Des travailleurs indépendants rassemblés contre les « dysfonctionnements » du RSI

PARIS, 28 novembre 2016 (AFP) – Près de 200 travailleurs indépendants ont manifesté lundi à Paris à l’issue d’une marche de trois semaines pour protester contre les « dysfonctionnements » du régime social des indépendants (RSI), accusé de « mettre en péril » de nombreuses entreprises.

Les manifestants, réunis à l’appel de l’association Sauvons nos entreprises, se sont rassemblés sur le Champ-de-Mars, derrière une banderole sur laquelle était écrit « Non au racket ».

Ils ont défilé jusqu’à l’Assemblée nationale en réclamant des baisses de cotisations et une meilleure prise en compte de leur situation par les autorités.
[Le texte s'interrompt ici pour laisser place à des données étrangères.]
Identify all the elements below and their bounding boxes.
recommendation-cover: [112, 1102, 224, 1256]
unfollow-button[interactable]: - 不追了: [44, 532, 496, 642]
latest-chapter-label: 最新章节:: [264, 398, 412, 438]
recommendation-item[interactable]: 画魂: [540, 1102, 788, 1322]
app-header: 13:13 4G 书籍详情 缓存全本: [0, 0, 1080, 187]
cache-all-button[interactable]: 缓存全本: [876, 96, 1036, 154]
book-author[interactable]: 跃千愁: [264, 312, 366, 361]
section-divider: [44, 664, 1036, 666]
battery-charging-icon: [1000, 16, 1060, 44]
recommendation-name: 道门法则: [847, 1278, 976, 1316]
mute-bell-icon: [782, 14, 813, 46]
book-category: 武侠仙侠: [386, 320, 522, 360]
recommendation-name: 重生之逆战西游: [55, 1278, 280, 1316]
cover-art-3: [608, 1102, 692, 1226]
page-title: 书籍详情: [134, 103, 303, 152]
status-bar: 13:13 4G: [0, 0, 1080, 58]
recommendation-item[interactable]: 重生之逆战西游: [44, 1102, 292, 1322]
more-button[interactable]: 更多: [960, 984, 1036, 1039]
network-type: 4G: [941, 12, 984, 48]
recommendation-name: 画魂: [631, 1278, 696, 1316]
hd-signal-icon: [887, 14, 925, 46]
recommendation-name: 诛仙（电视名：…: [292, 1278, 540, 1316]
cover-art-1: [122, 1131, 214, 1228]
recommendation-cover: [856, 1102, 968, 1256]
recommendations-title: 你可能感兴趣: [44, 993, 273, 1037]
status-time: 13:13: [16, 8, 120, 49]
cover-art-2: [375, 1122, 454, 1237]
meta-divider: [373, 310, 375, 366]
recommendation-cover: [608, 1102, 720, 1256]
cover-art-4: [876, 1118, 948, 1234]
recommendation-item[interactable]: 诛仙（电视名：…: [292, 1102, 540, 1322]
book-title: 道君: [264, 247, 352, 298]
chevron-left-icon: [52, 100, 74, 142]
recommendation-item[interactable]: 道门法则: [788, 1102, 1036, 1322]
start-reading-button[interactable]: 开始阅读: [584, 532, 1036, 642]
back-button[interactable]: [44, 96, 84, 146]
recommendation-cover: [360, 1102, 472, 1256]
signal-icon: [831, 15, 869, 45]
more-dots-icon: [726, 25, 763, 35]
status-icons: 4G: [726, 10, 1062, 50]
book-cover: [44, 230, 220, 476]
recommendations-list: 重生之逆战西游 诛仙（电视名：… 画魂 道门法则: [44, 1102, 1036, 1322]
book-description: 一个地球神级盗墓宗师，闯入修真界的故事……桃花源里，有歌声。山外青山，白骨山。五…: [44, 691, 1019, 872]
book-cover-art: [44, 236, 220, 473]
« Aujourd’hui, le taux de cotisation est en moyenne de 47,7%. On est pris à la gorge », a assuré à l’AFP Serge Renaud, vice-président de Sauvons nos entreprises, critiquant par ailleurs l’existence de « problèmes de gestion persistants » au sein du RSI.

« Il y a des erreurs dans les demandes de cotisations, il y a des recouvrements forcés, il y a des cartes vitales non distribuées… Ca fait cinq ans qu’on le dit, mais on n’a pas l’impression que les choses avancent », a-t-il ajouté.

Ce rassemblement est venu couronner deux marches de trois semaines, partie l’une de Niort et l’autre du Mont-Saint-Michel, auxquelles ont participé une vingtaine de manifestants.

Créé en 2006, le RSI, auquel sont rattachés les chefs d’entreprise indépendants (artisans, commerçants, professionnels libéraux) et leurs ayants droit, compte 6,8 millions d’affiliés. Il a versé 18 milliards d’euros de prestations en 2015.

De nombreux dysfonctionnements ayant mis en péril des entreprises étaient apparus à partir de la réforme de 2008 qui avait créé un « interlocuteur social unique ». En 2012, la Cour des comptes avait qualifié le RSI de « catastrophe industrielle ».

Face au mécontentement, le gouvernement a pris une série de mesures afin de simplifier les démarches des assurés et mieux ajuster les acomptes de cotisations, qui sont désormais fonction des revenus de l’année précédente.

Des initiatives qui ont permis une amélioration de la situation, mais que Sauvons nos entreprises, qui milite pour la mise en place d’un mode de calcul basé sur l’auto-déclaration trimestrielle, juge « insuffisantes ».

« Il faut qu’on aille plus loin », assure Nicolas Quirin, fleuriste à Caen. « Aujourd’hui, beaucoup de nos collègues sont confrontés à des défaillances de l’administration, et n’arrivent pas à se faire entendre », assure-t-il.